A ce propos, je me demande si nous n’avons pas inventé le concept et l'expression de biologie in silico, autrement dit, l’idée que, à côté des expériences in vivo ou in vitro, on peut aussi expérimenter grâce à l’ordinateur. Le mot a été repris (si j’avais su son succès je l’aurais protégé !), mais il me semble avoir été publié pour la première fois  dans un article consacré à la gestion des bases de données génomiques . In silico introduit une nouvelle façon de faire des expériences, et conduit alors à s'interroger sur la notion de preuve en biologie. La notion de preuve scientifique est une question intéressante aussi sur un plan philosophique et historique : qu’est-ce qu’une preuve en biologie ? Dans ce domaine, il reste aujourd'hui impossible de convaincre uniquement par le calcul (pour la plupart, curieusement, l'acceptation de la preuve ultime reste la preuve biochimique, malgré les évidents aménagements des conditions expérimentales que cette technique permet), mais nous parvenons à un tournant crucial. L’accumulation des données est devenu tellement gigantesque que leur interprétation ne peut plus être faite de manière expérimentale : le temps et le coût des expériences à la paillasse seraient totalement prohibitifs et même irréalisables. On est obligé de recourir au calcul. Dès lors, peut-on considérer un résultat mathématique comme une preuve en biologie?

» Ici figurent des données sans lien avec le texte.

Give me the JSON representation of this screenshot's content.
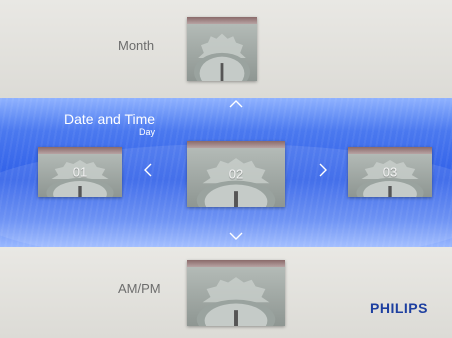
{
  "rows": {
    "top": {
      "label": "Month"
    },
    "middle": {
      "title": "Date and Time",
      "sublabel": "Day",
      "prev_value": "01",
      "current_value": "02",
      "next_value": "03"
    },
    "bottom": {
      "label": "AM/PM"
    }
  },
  "brand": "PHILIPS",
  "icons": {
    "up": "chevron-up-icon",
    "down": "chevron-down-icon",
    "left": "chevron-left-icon",
    "right": "chevron-right-icon"
  },
  "colors": {
    "highlight_blue": "#3a66ea",
    "brand_blue": "#1d3fa0",
    "background": "#e3e2dd"
  }
}
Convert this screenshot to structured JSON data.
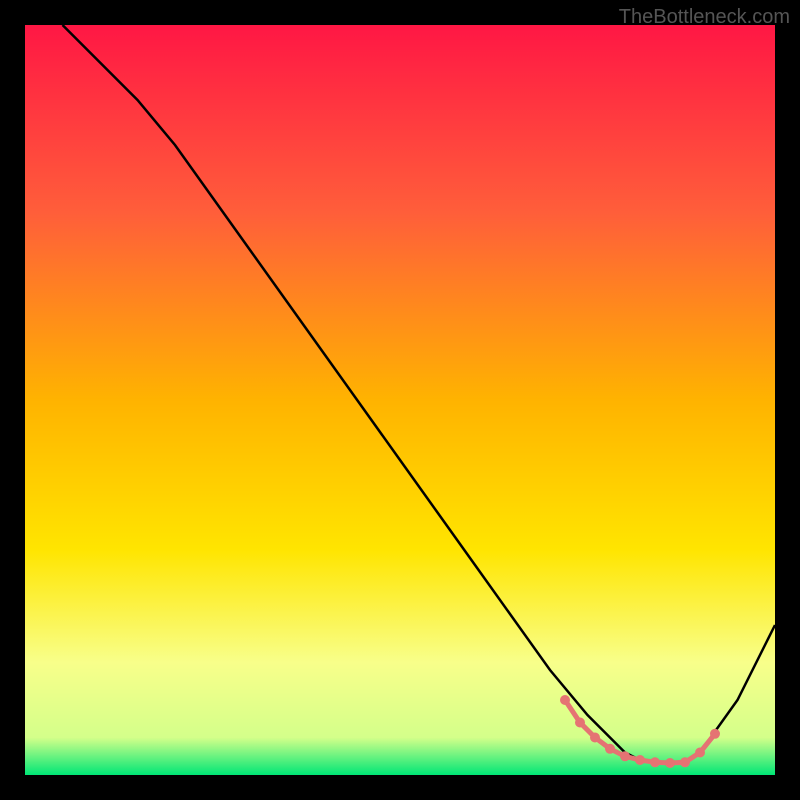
{
  "watermark": "TheBottleneck.com",
  "chart_data": {
    "type": "line",
    "title": "",
    "xlabel": "",
    "ylabel": "",
    "xlim": [
      0,
      100
    ],
    "ylim": [
      0,
      100
    ],
    "gradient_stops": [
      {
        "offset": 0,
        "color": "#ff1744"
      },
      {
        "offset": 25,
        "color": "#ff5e3a"
      },
      {
        "offset": 50,
        "color": "#ffb300"
      },
      {
        "offset": 70,
        "color": "#ffe500"
      },
      {
        "offset": 85,
        "color": "#f8ff8a"
      },
      {
        "offset": 95,
        "color": "#d4ff8a"
      },
      {
        "offset": 100,
        "color": "#00e676"
      }
    ],
    "series": [
      {
        "name": "bottleneck-curve",
        "color": "#000000",
        "x": [
          5,
          10,
          15,
          20,
          25,
          30,
          35,
          40,
          45,
          50,
          55,
          60,
          65,
          70,
          75,
          80,
          82,
          85,
          88,
          90,
          95,
          100
        ],
        "y": [
          100,
          95,
          90,
          84,
          77,
          70,
          63,
          56,
          49,
          42,
          35,
          28,
          21,
          14,
          8,
          3,
          2,
          1.5,
          1.5,
          3,
          10,
          20
        ]
      }
    ],
    "marker_segment": {
      "color": "#e57373",
      "points": [
        {
          "x": 72,
          "y": 10
        },
        {
          "x": 74,
          "y": 7
        },
        {
          "x": 76,
          "y": 5
        },
        {
          "x": 78,
          "y": 3.5
        },
        {
          "x": 80,
          "y": 2.5
        },
        {
          "x": 82,
          "y": 2
        },
        {
          "x": 84,
          "y": 1.7
        },
        {
          "x": 86,
          "y": 1.6
        },
        {
          "x": 88,
          "y": 1.7
        },
        {
          "x": 90,
          "y": 3
        },
        {
          "x": 92,
          "y": 5.5
        }
      ]
    }
  }
}
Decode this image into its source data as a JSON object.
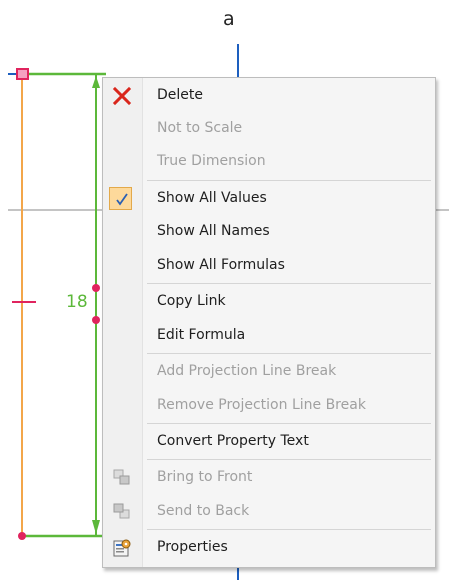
{
  "drawing": {
    "view_label": "a",
    "dimension_value": "18"
  },
  "context_menu": {
    "items": [
      {
        "label": "Delete",
        "icon": "delete-x-icon",
        "enabled": true
      },
      {
        "label": "Not to Scale",
        "enabled": false
      },
      {
        "label": "True Dimension",
        "enabled": false
      },
      {
        "label": "Show All Values",
        "icon": "checkmark-icon",
        "checked": true,
        "enabled": true
      },
      {
        "label": "Show All Names",
        "enabled": true
      },
      {
        "label": "Show All Formulas",
        "enabled": true
      },
      {
        "label": "Copy Link",
        "enabled": true
      },
      {
        "label": "Edit Formula",
        "enabled": true
      },
      {
        "label": "Add Projection Line Break",
        "enabled": false
      },
      {
        "label": "Remove Projection Line Break",
        "enabled": false
      },
      {
        "label": "Convert Property Text",
        "enabled": true
      },
      {
        "label": "Bring to Front",
        "icon": "bring-to-front-icon",
        "enabled": false
      },
      {
        "label": "Send to Back",
        "icon": "send-to-back-icon",
        "enabled": false
      },
      {
        "label": "Properties",
        "icon": "properties-icon",
        "enabled": true
      }
    ]
  },
  "colors": {
    "dimension_line": "#5cb83a",
    "model_edge": "#f3a64a",
    "grip_point": "#e0245e",
    "axis_blue": "#1d5fbf",
    "delete_red": "#d9261c"
  }
}
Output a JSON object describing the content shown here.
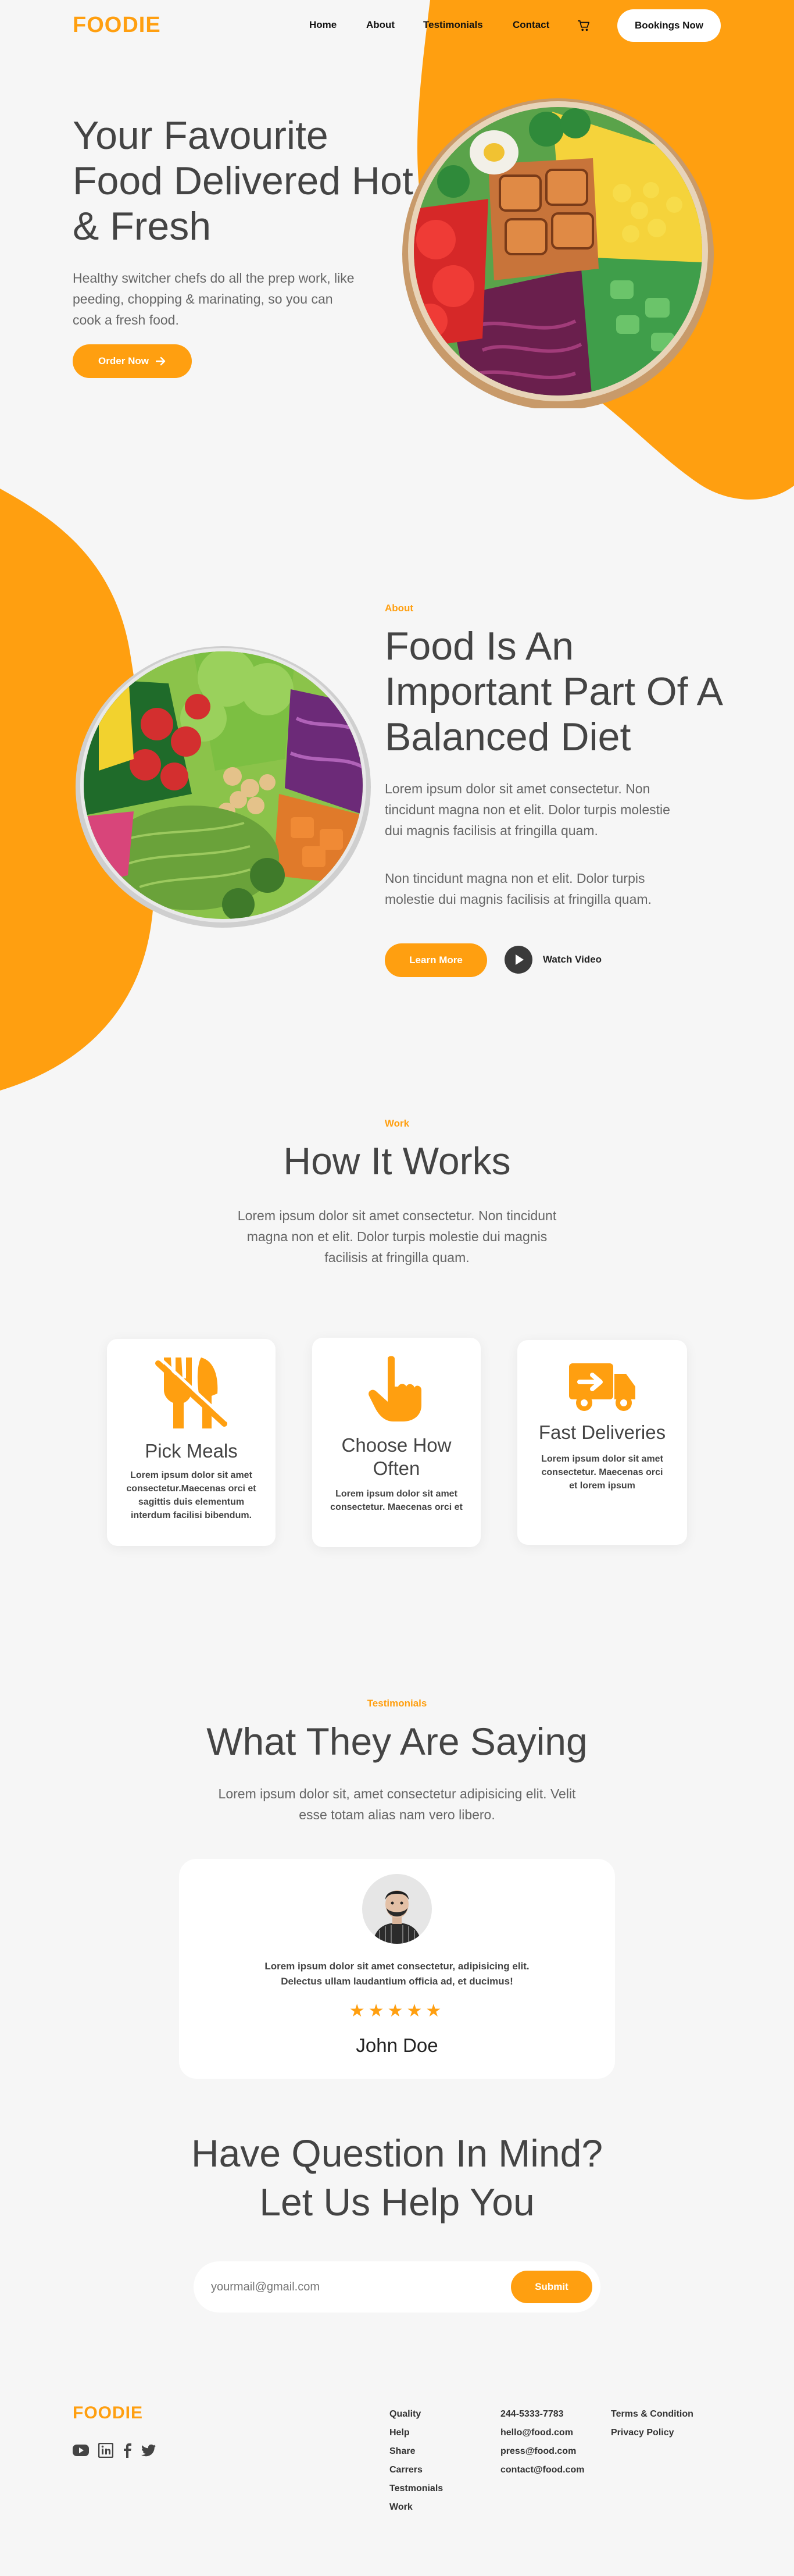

Mais revenons aux années 1990-1991. C’est un moment très particulier dans l’histoire des programmes de séquençage. Normalement, si l’on s’était fié à ce que l’on lisait dans Science, on aurait déjà disposé de la séquence du génome d’E. coli. Mais en fait, son séquençage n’était toujours pas réalisé. Le laboratoire de George Church qui s’en était chargé avait utilisé une technique remarquable et avait obtenu une gigantesque liste d’autoradiographies qui recouvrait l’ensemble du génome. Mais le problème — dont la difficulté était très sous-estimée — était de sortir l’information de ces autoradiographies et personne ne savait le faire. Nous avons alors eu l’idée d’utiliser les données disponibles pour faire le point . Nous avons d’abord traité statistiquement 700 kilobases , 1000 kilobases , puis 1500 kilobases du génome , déjà présentes dans les bases de données et, avec Claudine Médigue, nous avons découvert quelque chose de surprenant : le cinquième du génome d’E. coli avait une signature bien différente de celle du cœur du génome, montrant que les gènes correspondant venaient probablement d’ailleurs. C'était la première démonstration de l'existence d'un transfert génétique horizontal de grande ampleur. J’ai eu une correspondance à l’époque avec Nature où l'ambiguïté de la notion de preuve et l'idée qu'une approche in silico n'avait pas le même statut que les expériences de laboratoire apparaît de façon éclatante : on m’a répondu qu’en gros tout cela était parfait, mais que ce n’était que du calcul et on m’a suggéré d’envoyer l'article correspondant à un journal spécialisé . Ce thème a été pourtant été repris par cette revue, comme s'il était nouveau, dix ans plus tard...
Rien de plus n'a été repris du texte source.